The U.S.'s annual military exercise in Mongolia, Khaan Quest, is underway, and the organizers have put some photos on flickr. One of the components of the exercise is apparently a "counter IED team post-forensic analysis."
Brig. Gen. John Seward, deputy commanding general, U.S. Army Pacific Command, uses a remote control to set off improvised explosive device as part of a demonstration held at Five Hills training area, Mongolia Aug. 18. The IED, similar to those found in Iraq and Afghanistan, was rigged to an old U.S. Embassy vehicle. The IED was detonated, and followed by a counter IED team post-forensic analysis. This was the first time the Counter IED Center of Excellence shared the demonstration with a partner nation.
A U.S. Embassy car, rigged with an improvised explosive device, explodes as part of a demonstration held at Five Hills training area, Mongolia Aug. 18.
Soldiers of the Mongolian Armed Forces search through a perimeter at the Five Hills training area, Mongolia, for pieces left of a U.S. Embassy Vehicle that was detonated for an improvised explosive device demonstration Aug. 18.
IEDs seem like kind of an unusual focus, given that these exercises are supposed to be oriented towards U.N. peacekeeping missions, where IEDs aren't that common. But hey, guys love blowing stuff up in the middle of nowhere.
For more background, see EurasiaNet's report from last year's Khaan Quest:
The exercise is the most visible form of US-Mongolian military cooperation, which, for Mongolia, has become an integral part of its "third neighbor" foreign policy strategy. Under that strategy, Ulaanbaatar strives to strengthen relations with nations beyond its two immediate neighbors, Russia and China. The joint exercises have been held annually since 2003. For the last three years, they have included other countries beyond the United States and the host nation. Past participants have included Indonesia, Bangladesh, Tonga and Fiji.

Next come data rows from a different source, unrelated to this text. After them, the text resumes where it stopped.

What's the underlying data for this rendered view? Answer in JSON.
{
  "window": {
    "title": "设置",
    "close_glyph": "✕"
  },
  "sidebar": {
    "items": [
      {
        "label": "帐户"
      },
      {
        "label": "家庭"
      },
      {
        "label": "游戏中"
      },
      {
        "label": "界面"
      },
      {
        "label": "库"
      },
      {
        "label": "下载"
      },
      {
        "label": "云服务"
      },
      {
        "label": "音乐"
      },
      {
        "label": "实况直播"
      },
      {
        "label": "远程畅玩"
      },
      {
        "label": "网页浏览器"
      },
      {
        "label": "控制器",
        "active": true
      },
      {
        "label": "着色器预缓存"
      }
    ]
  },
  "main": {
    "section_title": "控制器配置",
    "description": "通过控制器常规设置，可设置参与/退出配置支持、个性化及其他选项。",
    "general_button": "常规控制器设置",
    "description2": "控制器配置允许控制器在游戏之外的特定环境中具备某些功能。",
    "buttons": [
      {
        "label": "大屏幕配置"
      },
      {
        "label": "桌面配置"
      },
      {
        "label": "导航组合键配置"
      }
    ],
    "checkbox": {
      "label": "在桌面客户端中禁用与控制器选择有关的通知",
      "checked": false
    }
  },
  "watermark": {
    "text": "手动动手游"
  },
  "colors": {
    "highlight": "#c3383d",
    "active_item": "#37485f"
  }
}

Khaan Quest grew out of Mongolia's participation in the US-led war in Iraq, the first combat action that Mongolian troops had seen since World War II. During the Communist era, Mongolia was a close ally of the Soviet Union. In the post-Soviet age, though, Mongolia has built ties with countries other than China and Russia, to avoid being dominated by those two neighbors.